Degree Spectra of Real Closed Fields

TL;DR

This paper explores the spectra of various real closed fields, constructing examples with specific computability properties and demonstrating the diversity of their computational complexity profiles.

Contribution

It introduces new constructions of real closed fields with prescribed computability spectra, including nonarchimedean and archimedean cases, expanding understanding of their computational classifications.

Findings

Constructed a noncomputable, computably enumerable subfield of computable reals with no computable copy.

Built an archimedean real closed field with no computable copy but a computable Dedekind cut enumeration.
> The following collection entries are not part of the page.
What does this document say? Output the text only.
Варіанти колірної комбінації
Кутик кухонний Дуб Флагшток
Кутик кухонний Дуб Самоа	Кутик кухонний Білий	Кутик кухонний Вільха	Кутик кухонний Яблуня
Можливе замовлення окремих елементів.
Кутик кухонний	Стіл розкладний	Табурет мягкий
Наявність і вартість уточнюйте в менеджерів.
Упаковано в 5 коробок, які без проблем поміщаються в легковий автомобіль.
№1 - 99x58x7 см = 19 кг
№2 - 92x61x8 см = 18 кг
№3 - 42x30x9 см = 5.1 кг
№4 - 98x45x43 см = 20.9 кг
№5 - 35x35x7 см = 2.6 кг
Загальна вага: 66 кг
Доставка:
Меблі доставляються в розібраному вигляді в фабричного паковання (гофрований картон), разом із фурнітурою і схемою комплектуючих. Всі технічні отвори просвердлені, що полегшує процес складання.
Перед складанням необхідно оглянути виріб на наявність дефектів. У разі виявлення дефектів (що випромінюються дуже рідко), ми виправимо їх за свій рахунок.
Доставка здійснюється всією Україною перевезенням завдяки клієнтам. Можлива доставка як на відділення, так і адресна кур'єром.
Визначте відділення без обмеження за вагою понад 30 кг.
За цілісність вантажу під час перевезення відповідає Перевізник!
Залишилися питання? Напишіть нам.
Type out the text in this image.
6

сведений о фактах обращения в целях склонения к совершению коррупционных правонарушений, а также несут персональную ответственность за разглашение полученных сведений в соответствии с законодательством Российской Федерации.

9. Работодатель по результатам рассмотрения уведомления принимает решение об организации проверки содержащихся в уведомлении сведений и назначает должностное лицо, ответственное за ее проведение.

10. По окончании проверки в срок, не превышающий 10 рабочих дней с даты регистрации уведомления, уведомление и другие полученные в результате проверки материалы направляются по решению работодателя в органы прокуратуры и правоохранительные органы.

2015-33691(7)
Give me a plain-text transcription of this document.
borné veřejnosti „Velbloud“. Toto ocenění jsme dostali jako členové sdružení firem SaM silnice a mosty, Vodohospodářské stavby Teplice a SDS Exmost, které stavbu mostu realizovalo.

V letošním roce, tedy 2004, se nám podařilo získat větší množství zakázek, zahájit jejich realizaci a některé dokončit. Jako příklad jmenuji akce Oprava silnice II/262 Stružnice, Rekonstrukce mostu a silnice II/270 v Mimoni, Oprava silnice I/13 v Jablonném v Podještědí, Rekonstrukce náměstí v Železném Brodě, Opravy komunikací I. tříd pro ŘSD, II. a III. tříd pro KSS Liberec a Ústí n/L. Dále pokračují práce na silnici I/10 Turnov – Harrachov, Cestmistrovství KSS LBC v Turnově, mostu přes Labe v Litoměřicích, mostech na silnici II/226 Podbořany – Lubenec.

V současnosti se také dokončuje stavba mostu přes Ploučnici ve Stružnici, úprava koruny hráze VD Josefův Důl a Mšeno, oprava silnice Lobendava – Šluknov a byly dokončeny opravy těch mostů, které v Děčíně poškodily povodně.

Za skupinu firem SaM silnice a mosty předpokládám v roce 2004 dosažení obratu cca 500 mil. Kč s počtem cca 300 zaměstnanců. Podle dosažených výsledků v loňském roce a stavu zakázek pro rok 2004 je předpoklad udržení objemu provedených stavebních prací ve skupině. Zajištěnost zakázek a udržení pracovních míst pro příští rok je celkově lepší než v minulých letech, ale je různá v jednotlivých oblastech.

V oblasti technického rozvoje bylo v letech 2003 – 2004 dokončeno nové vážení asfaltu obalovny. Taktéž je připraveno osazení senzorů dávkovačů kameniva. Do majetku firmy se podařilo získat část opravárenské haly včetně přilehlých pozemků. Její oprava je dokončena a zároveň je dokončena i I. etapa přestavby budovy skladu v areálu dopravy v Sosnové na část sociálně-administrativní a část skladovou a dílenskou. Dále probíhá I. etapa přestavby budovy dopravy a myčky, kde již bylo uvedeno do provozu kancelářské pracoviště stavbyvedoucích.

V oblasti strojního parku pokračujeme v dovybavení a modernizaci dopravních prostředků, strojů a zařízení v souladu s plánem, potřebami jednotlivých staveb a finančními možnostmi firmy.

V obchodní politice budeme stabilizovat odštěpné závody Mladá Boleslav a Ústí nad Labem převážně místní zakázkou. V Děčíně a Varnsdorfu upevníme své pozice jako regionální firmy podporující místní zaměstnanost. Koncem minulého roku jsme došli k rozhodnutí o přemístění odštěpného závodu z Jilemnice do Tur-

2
Developed a nonarchimedean real closed field whose residue field lacks a computable presentation.

Abstract

Several researchers have recently established that for every Turing degree $\boldsymbol{c}$, the real closed field of all $\boldsymbol{c}$-computable real numbers has spectrum $\{\boldsymbol{d}~:~\boldsymbol{d}'\geq\boldsymbol{c}"\}$. We investigate the spectra of real closed fields further, focusing first on subfields of the field $\mathbb{R}_{\boldsymbol{0}}$ of computable real numbers, then on archimedean real closed fields more generally, and finally on non-archimedean real closed fields. For each noncomputable, computably enumerable set $C$, we produce a real closed $C$-computable subfield of $\mathbb{R}_{\boldsymbol{0}}$ with no computable copy. Then we build an archimedean real closed field with no computable copy but with a computable enumeration of the Dedekind cuts it realizes, and a computably presentable nonarchimedean real closed field whose residue field has no computable presentation.